Dopo l'ennesimo omicidio a pagamento, il killer professionista Raven si vede tradito dall'untuoso galoppino del suo misterioso committente, che lo porta a cercare vendetta mentre tenta di sfuggire alla polizia sulle sue tracce. Si imbatte in una ragazza che è, al contempo, la fidanzata dell'investigatore che gli sta dando la caccia e l'oggetto delle attenzioni del suddetto galoppino. Raccontata così, è la trama noir più implausibile mai portata sullo schermo, nonostante sia trasposta da un romanzo di Graham Greene del 1936 (Una pistola in vendita), eppure Il fuorilegge (This Gun for Hire, 1942) di Frank Tuttle funziona magnificamente.
E se nell'originale cartaceo Raven aveva un labbro leporino mal aggiustato che lo rendeva inviso alla gente e lo aveva portato a uccidere per rivalsa, per il sollievo della Paramount Tuttle lo trasforma in un killer dalla faccia d'angelo, quella di Alan Ladd che da sconosciuto si ritroverà una star dopo il successo del film. Peraltro, benché Robert Preston e Veronica Lake siano i primi nomi in cartellone, e Ladd venga presentato con la formula “Introducing” dopo l'elenco dei comprimari, è di tutta evidenza che sia lui il reale protagonista. Così come è lui la parte maschile della vera coppia romantica del film, e nell'abbraccio finale della donna al fidanzato poliziotto si può scorgere nei suoi occhi un sapore di rimpianto.

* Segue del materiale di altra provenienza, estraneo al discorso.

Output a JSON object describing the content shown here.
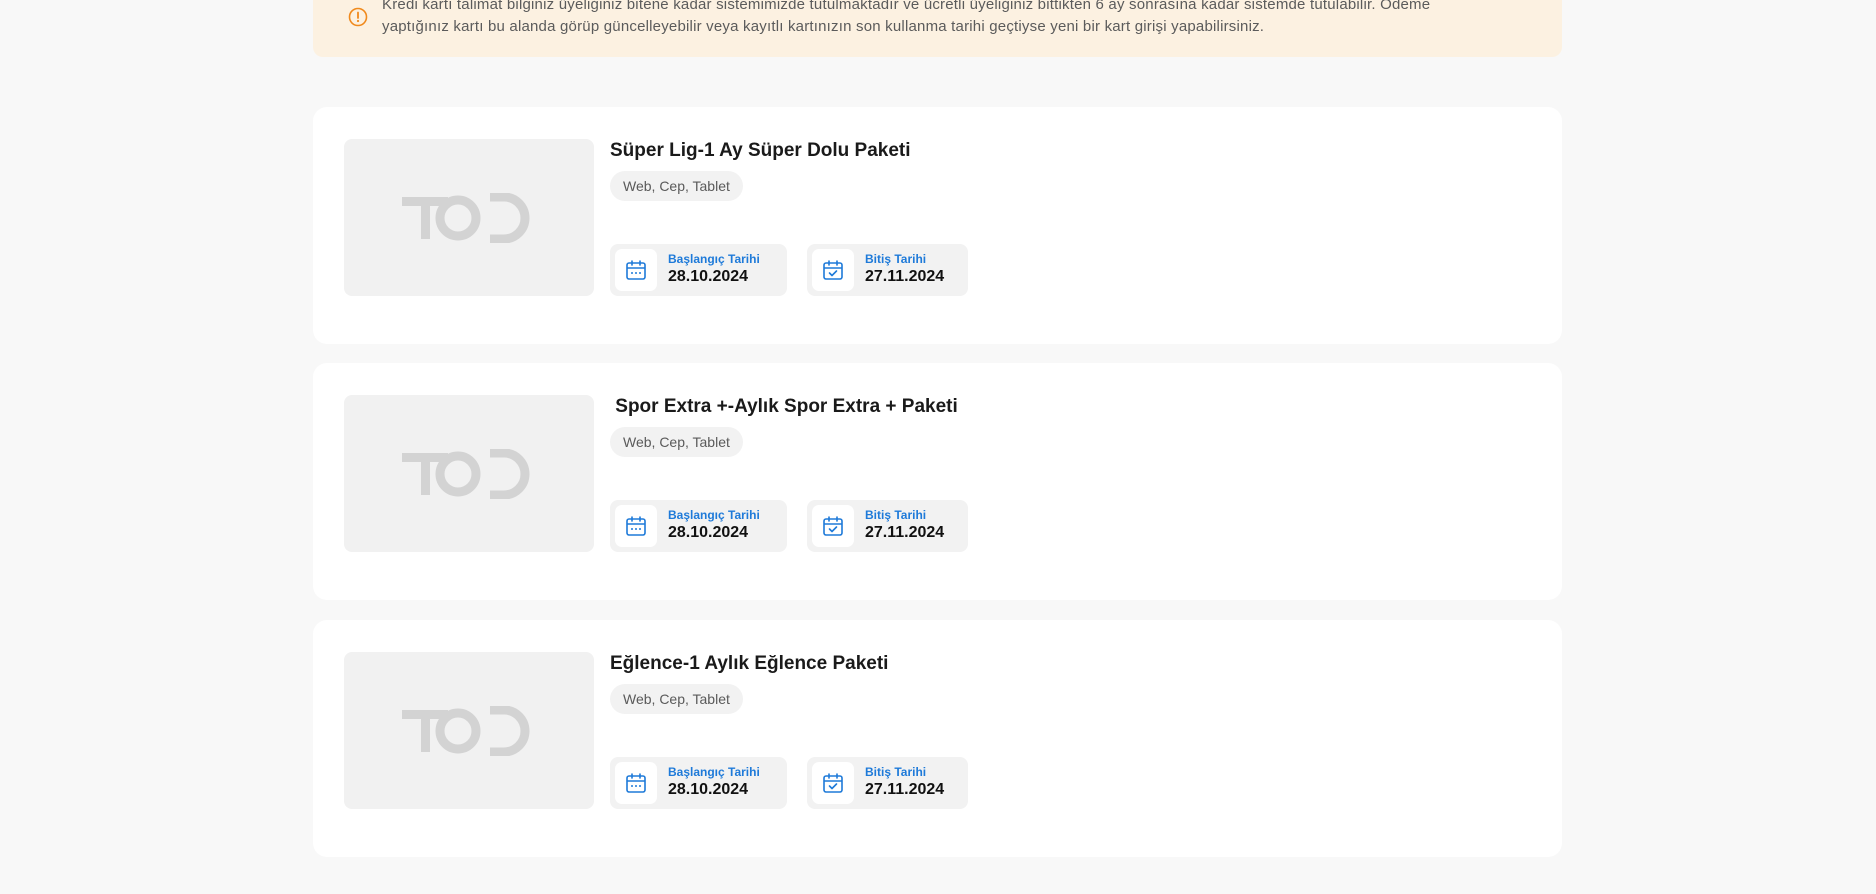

Oltre alla potente chimica della coppia Lake-Ladd, che li avrebbe fatti tornare a lavorare assieme in altri tre film, fra cui La chiave di vetro di Stuart Heisler di lì a pochissimo, Il fuorilegge vanta un'esemplare combinazione di atmosfere noir, battute pungenti come nello stile del genere, e sincopate scene d'azione (mirabile - e copiata - quella del salto sul treno). Tuttle è nel pieno della maturità artistica e del possesso dei mezzi espressivi, e li usa per argomentare la spietatezza di Raven che, non più giustificata dal viso deforme, si fa trauma infantile e ingiustizia sociale. Continuano i suoi riferimenti, a questo punto nemmeno tanto velati, a come i capitalisti e i magnati dell'industria facciano uno sporco gioco, e le benintenzionate forze dell'ordine finiscano inavvertitamente per fare i loro interessi. Sembra pensare, nel solco della migliore tradizione del gangster movie, che ciò che dovrebbe terrorizzare il pubblico può forse svegliarlo.
Veronica Lake, fotografata con luci morbide da John Seitz, che poi lavorerà su La fiamma del peccato e Viale del tramonto, è, nel solco delle donne di Tuttle, un potente oggetto del desiderio ma anche una combattente della vita con il trucco e con l'inganno (qui in modo addirittura letterale: è un'illusionista), con un riconoscimento della pervicacia femminile a lottare nelle retrovie. Resta comunque indimenticabile una strabiliante tenuta da pescatrice fetish.